Bavarian MMP

From electowiki

"Bavarian MMP" (Bavarian Mixed-Member Proportional voting) describes the procedure used to elect the Bavarian state parliament. It is a form of open-list MMP (where "MMP" can also be called "Additional Member System"). Like all MMP methods, it elects some fixed number L of winners in local districts (1 per district), while G other winners are chosen to ensure global proportionality.

Here is the procedure:

  1. Each ballot has two parts: local and regional. On the local part, voters can choose one of the local candidates (and, implicitly, also partially support the party of that candidate); on the regional part, voters can choose one of the non-local candidates (and, implicitly, also partially support that party; which can be the same as or different from the party of the chosen local candidate). In practice, ballots generally have one column for each party, with the local candidates in the first row, then a thick line, then all the non-local candidates below that (written in an order chosen by their party).
  2. Within each district, the local candidate who got a plurality of local ballots is the winner and is seated.
  3. Each party's proportion of the global support is calculated, weighting support on each half of each ballot equally. This is used to assign the remaining global seats to parties using some proportional method. (Issues of overhang and/or thresholds must be dealt with, but the particular Bavarian rules are not described here.)
  4. Each party's global seats are given to whichever of their candidates got the most votes without winning locally.

Modified Bavarian MMP

The method described above and used in Bavaria is generally "better" than most versions of MMP in two ways:

  • As an open-list method, it has more voter choice than typical closed-list MMP variants
  • Because both halves of the ballot are weighted equally in determining party proportions, the incentives to strategically split your ballot across two parties (as in the so-called "decoy lists" that occur in, for instance, Welsh elections) are reduced.

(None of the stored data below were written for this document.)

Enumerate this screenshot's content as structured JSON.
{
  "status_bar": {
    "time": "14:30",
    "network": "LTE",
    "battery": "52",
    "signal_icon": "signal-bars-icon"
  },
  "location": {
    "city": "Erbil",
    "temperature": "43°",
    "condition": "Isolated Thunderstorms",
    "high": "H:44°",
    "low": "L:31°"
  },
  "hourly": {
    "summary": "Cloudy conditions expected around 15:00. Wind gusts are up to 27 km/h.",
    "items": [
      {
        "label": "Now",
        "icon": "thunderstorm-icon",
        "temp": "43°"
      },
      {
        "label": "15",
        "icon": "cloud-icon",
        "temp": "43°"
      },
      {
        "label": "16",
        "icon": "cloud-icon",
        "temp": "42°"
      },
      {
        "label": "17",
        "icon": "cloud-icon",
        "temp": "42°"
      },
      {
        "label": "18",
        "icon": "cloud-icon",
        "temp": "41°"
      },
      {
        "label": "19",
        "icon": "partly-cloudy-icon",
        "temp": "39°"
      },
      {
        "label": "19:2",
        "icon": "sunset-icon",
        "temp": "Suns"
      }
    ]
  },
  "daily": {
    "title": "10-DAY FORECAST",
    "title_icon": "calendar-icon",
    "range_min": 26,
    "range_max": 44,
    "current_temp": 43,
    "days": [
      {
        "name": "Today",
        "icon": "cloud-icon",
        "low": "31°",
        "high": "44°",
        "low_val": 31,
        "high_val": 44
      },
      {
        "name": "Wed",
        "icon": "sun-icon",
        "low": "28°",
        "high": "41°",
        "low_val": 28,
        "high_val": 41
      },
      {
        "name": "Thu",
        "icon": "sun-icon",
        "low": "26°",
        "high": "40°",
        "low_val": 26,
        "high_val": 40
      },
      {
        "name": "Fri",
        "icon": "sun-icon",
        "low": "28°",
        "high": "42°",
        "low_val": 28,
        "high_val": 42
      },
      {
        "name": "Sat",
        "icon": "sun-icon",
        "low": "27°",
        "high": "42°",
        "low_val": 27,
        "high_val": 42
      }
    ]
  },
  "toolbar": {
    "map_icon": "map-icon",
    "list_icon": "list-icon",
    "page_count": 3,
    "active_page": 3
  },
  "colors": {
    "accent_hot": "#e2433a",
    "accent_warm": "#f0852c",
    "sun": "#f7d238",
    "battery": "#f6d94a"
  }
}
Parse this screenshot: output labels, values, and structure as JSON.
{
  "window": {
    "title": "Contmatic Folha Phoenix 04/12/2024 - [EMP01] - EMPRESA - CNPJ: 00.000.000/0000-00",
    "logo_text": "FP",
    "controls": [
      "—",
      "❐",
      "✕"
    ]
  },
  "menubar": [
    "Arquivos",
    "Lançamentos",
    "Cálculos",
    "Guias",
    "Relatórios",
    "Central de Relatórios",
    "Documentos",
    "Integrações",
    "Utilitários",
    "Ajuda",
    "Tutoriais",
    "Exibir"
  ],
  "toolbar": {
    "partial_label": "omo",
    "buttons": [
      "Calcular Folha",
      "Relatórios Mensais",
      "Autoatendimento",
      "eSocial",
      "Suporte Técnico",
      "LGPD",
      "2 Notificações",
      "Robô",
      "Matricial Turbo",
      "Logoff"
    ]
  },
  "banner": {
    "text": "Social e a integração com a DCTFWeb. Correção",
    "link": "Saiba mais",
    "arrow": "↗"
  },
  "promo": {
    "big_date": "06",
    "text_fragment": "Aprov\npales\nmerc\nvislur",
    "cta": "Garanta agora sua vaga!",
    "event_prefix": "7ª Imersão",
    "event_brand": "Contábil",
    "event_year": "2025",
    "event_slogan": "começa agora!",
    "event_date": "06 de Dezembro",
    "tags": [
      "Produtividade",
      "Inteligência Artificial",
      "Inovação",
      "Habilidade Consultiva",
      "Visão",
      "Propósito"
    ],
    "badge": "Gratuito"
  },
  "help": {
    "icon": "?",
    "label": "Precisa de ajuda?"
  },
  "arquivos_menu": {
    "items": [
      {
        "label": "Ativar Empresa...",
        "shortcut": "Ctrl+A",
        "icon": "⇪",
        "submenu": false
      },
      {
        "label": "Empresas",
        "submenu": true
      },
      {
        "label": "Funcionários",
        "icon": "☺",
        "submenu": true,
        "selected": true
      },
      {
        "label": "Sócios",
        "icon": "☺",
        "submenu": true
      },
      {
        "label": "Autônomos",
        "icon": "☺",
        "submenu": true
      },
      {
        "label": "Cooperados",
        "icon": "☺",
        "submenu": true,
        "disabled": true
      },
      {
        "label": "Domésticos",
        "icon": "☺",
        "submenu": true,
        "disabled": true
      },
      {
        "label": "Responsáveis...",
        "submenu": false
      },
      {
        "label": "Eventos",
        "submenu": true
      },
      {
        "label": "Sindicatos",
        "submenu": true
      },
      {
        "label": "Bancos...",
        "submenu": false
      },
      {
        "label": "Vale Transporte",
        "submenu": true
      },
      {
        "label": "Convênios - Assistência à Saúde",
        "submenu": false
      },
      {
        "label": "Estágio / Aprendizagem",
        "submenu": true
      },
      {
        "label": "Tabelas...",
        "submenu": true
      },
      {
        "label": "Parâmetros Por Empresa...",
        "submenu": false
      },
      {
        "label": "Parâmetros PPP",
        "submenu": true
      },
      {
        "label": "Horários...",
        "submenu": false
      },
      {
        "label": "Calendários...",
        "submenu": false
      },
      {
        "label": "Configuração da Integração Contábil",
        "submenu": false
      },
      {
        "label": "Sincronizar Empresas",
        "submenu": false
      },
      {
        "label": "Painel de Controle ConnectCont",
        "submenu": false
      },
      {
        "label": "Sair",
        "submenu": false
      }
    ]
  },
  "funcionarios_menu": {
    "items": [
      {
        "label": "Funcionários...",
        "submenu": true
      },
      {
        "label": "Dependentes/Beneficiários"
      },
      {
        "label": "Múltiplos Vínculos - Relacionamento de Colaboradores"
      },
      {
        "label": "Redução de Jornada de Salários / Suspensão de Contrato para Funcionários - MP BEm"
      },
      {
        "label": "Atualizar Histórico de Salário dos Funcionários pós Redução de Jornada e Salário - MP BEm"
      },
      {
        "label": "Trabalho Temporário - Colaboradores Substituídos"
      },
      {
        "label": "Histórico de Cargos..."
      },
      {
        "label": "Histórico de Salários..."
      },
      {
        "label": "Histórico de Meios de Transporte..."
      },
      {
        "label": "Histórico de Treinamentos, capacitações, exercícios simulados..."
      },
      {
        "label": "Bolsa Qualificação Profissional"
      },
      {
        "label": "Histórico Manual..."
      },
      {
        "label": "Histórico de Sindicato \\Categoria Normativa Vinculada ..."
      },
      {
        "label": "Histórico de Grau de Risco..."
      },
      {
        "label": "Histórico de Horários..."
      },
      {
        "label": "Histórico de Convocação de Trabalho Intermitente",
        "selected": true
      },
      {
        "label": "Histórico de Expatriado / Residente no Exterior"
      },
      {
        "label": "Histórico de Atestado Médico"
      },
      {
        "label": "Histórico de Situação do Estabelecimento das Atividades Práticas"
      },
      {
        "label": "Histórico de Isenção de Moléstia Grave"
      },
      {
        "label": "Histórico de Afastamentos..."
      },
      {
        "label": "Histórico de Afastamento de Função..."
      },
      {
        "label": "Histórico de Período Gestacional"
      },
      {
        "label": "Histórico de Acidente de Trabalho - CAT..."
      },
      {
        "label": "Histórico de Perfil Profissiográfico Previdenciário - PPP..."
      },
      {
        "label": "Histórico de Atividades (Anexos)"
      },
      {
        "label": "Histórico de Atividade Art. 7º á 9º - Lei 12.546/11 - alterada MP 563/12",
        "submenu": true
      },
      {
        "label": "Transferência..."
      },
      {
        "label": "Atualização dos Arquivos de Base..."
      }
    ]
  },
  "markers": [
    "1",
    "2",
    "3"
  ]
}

However, there are two modifications, both inspired by STV, that can make Bavarian MMP even more robust. Both are changes to how party proportions are calculated in step 3; neither one requires a change to ballot format.

  1. If a ballot supports the winner in the local district, then the global part of that ballot is counted for the party of that local winner. (This is inspired by exhausting ballots in STV, and reduces the chances of "overhang".)
  2. If a ballot supports two different parties on its two halves, and exactly one of those two parties is nonviable (cannot win any seats), then it is counted as if both parts of that ballot supported the viable party. (This is inspired by transferring ballots in STV, and reduces the chances of "wasted/sub-threshold" voting power.)